Die Kernenergie hat global gesehen einen geringen Anteil an der Energieversorgung. Dementsprechend ist ihr Potenzial zur CO2-Minderung sehr niedrig. Ja weit schlimmer: sollten sich Schwellen- und Entwicklungsländer Deutschland zum Vorbild nehmen, würde dies weltweit einen massiven Ausbau der Kernenergie bedeuten.
Kernkraft ist nur für die Energieversorger billig, weil die Erzeugungskosten niedrig sind. Die Verbraucher zahlen Strompreise, die sich nach dem Börsenpreis richten.
Mythos: die erneuerbaren Energien machen den Strom teuer
Die Fakten:
Die erneuerbaren Energien werden zwar heute noch finanziell gefördert, sie sparen aber auch Milliarden für Importe fossiler Energieträger wie Erdöl und Erdgas.
Der Betrag, den die Verbraucher für die Förderung der erneuerbaren Energien über das EEG zahlen, macht nur einen minimalen Anteil am Strompreis aus.
Fossile Brennstoffe sind in den vergangenen Jahren auf dem Weltmarkt tendenziell immer teurer geworden, was für die Verbraucher steigende Strom- und Gaspreise bedeutete.

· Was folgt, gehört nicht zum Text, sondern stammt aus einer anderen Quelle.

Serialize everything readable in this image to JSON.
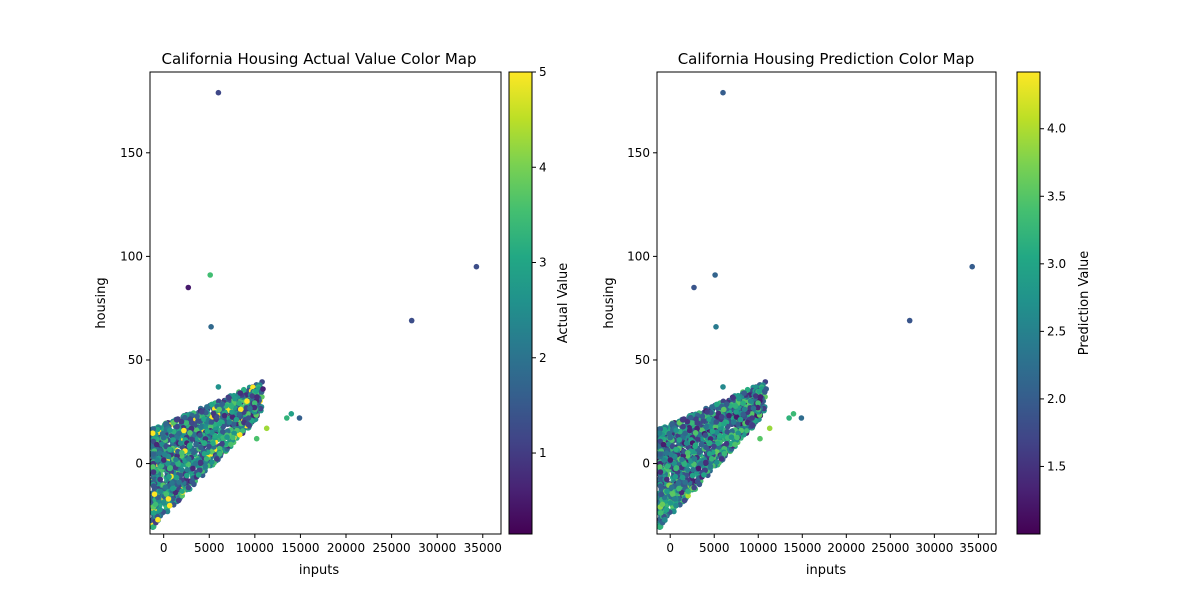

Eberhard Brandes, Vorstand des WWF Deutschland: Die Entscheidung der Bundesregierung “ist schlecht für den Klimaschutz, schlecht für die Energiewende und schlecht für die demokratische Kultur unseres Landes. Diese Vereinbarung blockiert den Ausbau der erneuerbaren Energien und behindert den Wettbewerb. Gut ist die Laufzeitverlängerung allein für die vier großen Energieversorger, die die Bundesregierung am Nasenring durch die politische Arena gezogen haben.”